You would not know it from this photograph—or for that matter from anything you’ve read in the mainstream press in the past week—but August was the deadliest month in the now longest war in U.S. history, with 66 American deaths, bringing the grand total of such fatalities to 1,760. This number does not include an additional 1,000 fatalities among coalition forces or literally countless Afghanis, or for that matter the thousands of non-fatal casualties. But that aside, the photograph does tell a story.

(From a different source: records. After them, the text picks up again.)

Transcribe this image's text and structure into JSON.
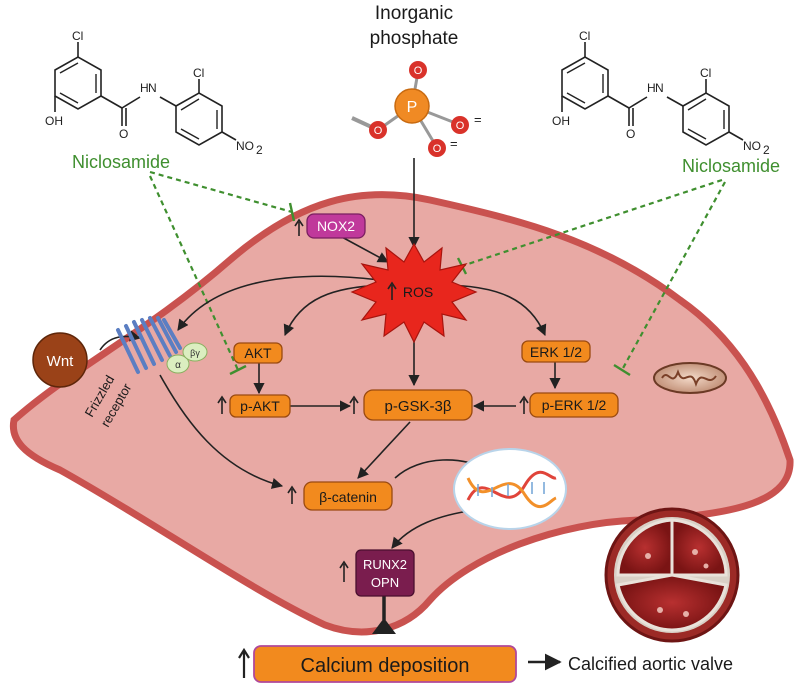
{
  "top": {
    "inorganic_line1": "Inorganic",
    "inorganic_line2": "phosphate",
    "phosphorus": "P",
    "oxygen": "O",
    "charge": "=",
    "cl": "Cl",
    "oh": "OH",
    "nh": "N",
    "h": "H",
    "no2": "NO",
    "sub2": "2"
  },
  "drug": {
    "left": "Niclosamide",
    "right": "Niclosamide"
  },
  "nodes": {
    "nox2": "NOX2",
    "ros": "ROS",
    "akt": "AKT",
    "p_akt": "p-AKT",
    "p_gsk": "p-GSK-3β",
    "erk": "ERK 1/2",
    "p_erk": "p-ERK 1/2",
    "beta_catenin": "β-catenin",
    "runx2": "RUNX2",
    "opn": "OPN",
    "wnt": "Wnt",
    "frizzled_line1": "Frizzled",
    "frizzled_line2": "receptor",
    "alpha": "α",
    "betagamma": "βγ"
  },
  "bottom": {
    "calcium": "Calcium deposition",
    "calcified": "Calcified aortic valve"
  },
  "colors": {
    "cell_fill": "#e8a9a4",
    "cell_border": "#c9524f",
    "node_fill": "#f28a1e",
    "node_border": "#9a4a10",
    "ros_fill": "#e8261d",
    "nox2_fill": "#c0399b",
    "runx2_fill": "#7a1d4e",
    "wnt_fill": "#9a4218",
    "receptor": "#5b7ec2",
    "inhibit": "#3f8f2f"
  }
}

These Marines are at a patrol base located in the dangerous Gereshk Valley of the Helmand Province where more than half of all U.S. fatalities have occurred. We know that war, when its not about death and destruction, is a combination of periods of adrenalin reinforced, horror tinged highs, and incredible boredom. But none of that is present in this photograph. Instead we have four young men who could just as easily be hanging out in someone’s basement waiting for the big game on Friday night. Or perhaps, more appropriately in context and in its own way, it could be a scene from a John Ford western, where the cavalry sits around a crackling fire after a day of chasing renegade Indians and someone plays a guitar while singing a wistful, romantic ballad. Either way, the point is that there is no real evidence of the prolonged war that they are very much a part of or the dangerous war zone in which they sit. And more, there is an altogether relaxed atmosphere as if everything is fine and there is nothing to worry about. All is good – except, of course, for the fact that August was the deadliest month in the war.
But there is something else. The board game they are playing is Risk – “the classic game of world domination” which relies as much on the flip of a card and the roll of the die as it does on strength of force or strategy. It could almost be an allegory for the war itself. One has to wonder if they get the irony. Or if we do.